The breed has twice faced the specter of total destruction. For the first time, this happened at the beginning of our century, when dogs brought on ships brought a nose to Iceland. Icelandic Spitzs did not have sufficient resistance to this disease and began to rain massively. Eventually, the epidemic was under control.
However, as early as 1930, the existence of the breed was questioned again. At that time, an epidemic of Echinococcus tapeworm was spreading on the island, the indirect host being ungulates, and the final – including dogs. In the cities it was forbidden to keep any dogs, many of them were killed. The remaining dogs had to undergo annual deworming. The population was so reduced that it was necessary to bring dogs from Denmark for its reconstruction.
It wasn’t until 1969 that the Icelandic Kennel Club was established, which was to save the Icelandic Sheepdog. In 1979 the Icelandic Sheepdog Club took over the breed. Currently, the breed is still not numerous, but its existence is no longer threatened. A lot of kennels operate in the Scandinavian countries, as well as in Germany, the Netherlands, Canada and the USA.
Icelandic Sheepdog – Group V FCI, Section 3, Model No. 289
General appearance: A dog of slightly smaller height than average. His gaze expresses gentleness and intelligence.
Head: Strong and dry. The muzzle is slightly shorter than the skull. Almond-shaped eyes. Medium-sized, upright and mobile ears.
Body: Slightly longer than tall. Straight and strong back.
Forequarters: Straight and strong.
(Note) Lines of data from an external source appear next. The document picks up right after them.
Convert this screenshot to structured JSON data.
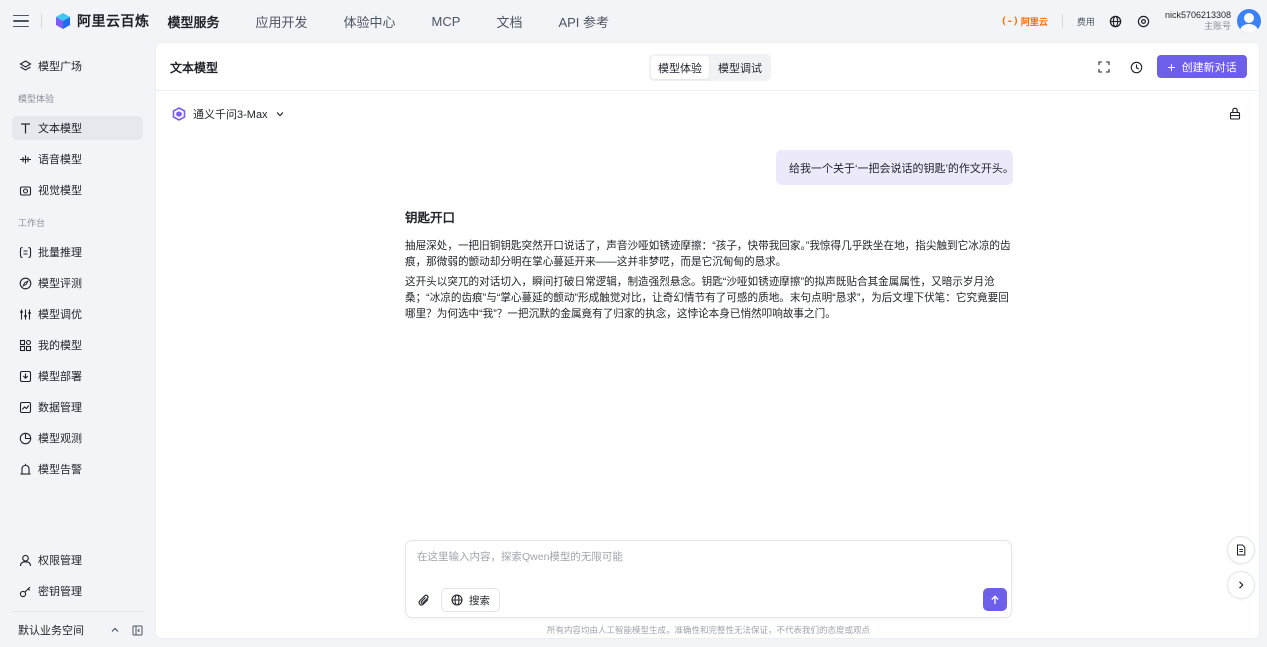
{
  "brand": {
    "name": "阿里云百炼"
  },
  "nav": {
    "items": [
      "模型服务",
      "应用开发",
      "体验中心",
      "MCP",
      "文档",
      "API 参考"
    ],
    "active": "模型服务"
  },
  "top_right": {
    "aliyun_logo": "阿里云",
    "fee": "费用",
    "icons": [
      "globe-icon",
      "settings-icon"
    ],
    "account_name": "nick5706213308",
    "account_role": "主账号"
  },
  "sidebar": {
    "plaza": {
      "label": "模型广场",
      "icon": "plaza-icon"
    },
    "group_experience": "模型体验",
    "experience_items": [
      {
        "label": "文本模型",
        "icon": "text-icon",
        "active": true
      },
      {
        "label": "语音模型",
        "icon": "voice-icon",
        "active": false
      },
      {
        "label": "视觉模型",
        "icon": "camera-icon",
        "active": false
      }
    ],
    "group_workbench": "工作台",
    "workbench_items": [
      {
        "label": "批量推理",
        "icon": "batch-icon"
      },
      {
        "label": "模型评测",
        "icon": "compass-icon"
      },
      {
        "label": "模型调优",
        "icon": "tune-icon"
      },
      {
        "label": "我的模型",
        "icon": "grid-icon"
      },
      {
        "label": "模型部署",
        "icon": "deploy-icon"
      },
      {
        "label": "数据管理",
        "icon": "chart-icon"
      },
      {
        "label": "模型观测",
        "icon": "pie-icon"
      },
      {
        "label": "模型告警",
        "icon": "alarm-icon"
      }
    ],
    "bottom_items": [
      {
        "label": "权限管理",
        "icon": "user-icon"
      },
      {
        "label": "密钥管理",
        "icon": "key-icon"
      }
    ],
    "workspace": "默认业务空间"
  },
  "main": {
    "title": "文本模型",
    "tabs": [
      "模型体验",
      "模型调试"
    ],
    "active_tab": "模型体验",
    "new_chat": "创建新对话",
    "model_name": "通义千问3-Max",
    "user_message": "给我一个关于‘一把会说话的钥匙’的作文开头。",
    "reply_title": "钥匙开口",
    "reply_paragraphs": [
      "抽屉深处，一把旧铜钥匙突然开口说话了，声音沙哑如锈迹摩擦：“孩子，快带我回家。”我惊得几乎跌坐在地，指尖触到它冰凉的齿痕，那微弱的颤动却分明在掌心蔓延开来——这并非梦呓，而是它沉甸甸的恳求。",
      "这开头以突兀的对话切入，瞬间打破日常逻辑，制造强烈悬念。钥匙“沙哑如锈迹摩擦”的拟声既贴合其金属属性，又暗示岁月沧桑；“冰凉的齿痕”与“掌心蔓延的颤动”形成触觉对比，让奇幻情节有了可感的质地。末句点明“恳求”，为后文埋下伏笔：它究竟要回哪里？为何选中“我”？一把沉默的金属竟有了归家的执念，这悖论本身已悄然叩响故事之门。"
    ],
    "input_placeholder": "在这里输入内容，探索Qwen模型的无限可能",
    "search_label": "搜索",
    "disclaimer": "所有内容均由人工智能模型生成，准确性和完整性无法保证，不代表我们的态度或观点"
  },
  "colors": {
    "accent": "#6d5fea",
    "user_bubble": "#ece9fb",
    "aliyun_orange": "#ff6a00",
    "page_bg": "#f3f4f7"
  }
}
Double thumbs may occur.
Hindquarters: Well muscled. Double wolf claws desirable.
Tail: Set high and curled on the back.
Movement: Giving the impression of agility and endurance.
Coat: Double-layered, thick, weatherproof. There are two variants of coat: a) Shorthair – the hair is not quite short, but of medium length. Ground cover quite stiff, undercoat thick and soft; b) long-haired – hair longer than in the previous case, forms a ruff on the neck, a feather behind the ears, on the back of the limbs and on the tail.
Color : – various shades of brown: from fawn to dark red – chocolate – gray – black and tan There are always more or less white markings. There may be a mask. Allowable patches, but white should not completely dominate.
Dimensions: ideal height for a dog: 46 cm, for a bitch: 42 cm.
In Iceland, there are quite restrictive regulations regarding the import of animals and plants, aimed at protecting native fauna and flora. The import of raw food products such as meat and eggs is prohibited. Import of pets is possible on the basis of a permit issued by the Ministry of Agriculture of the Republic of Iceland, subject to quarantine.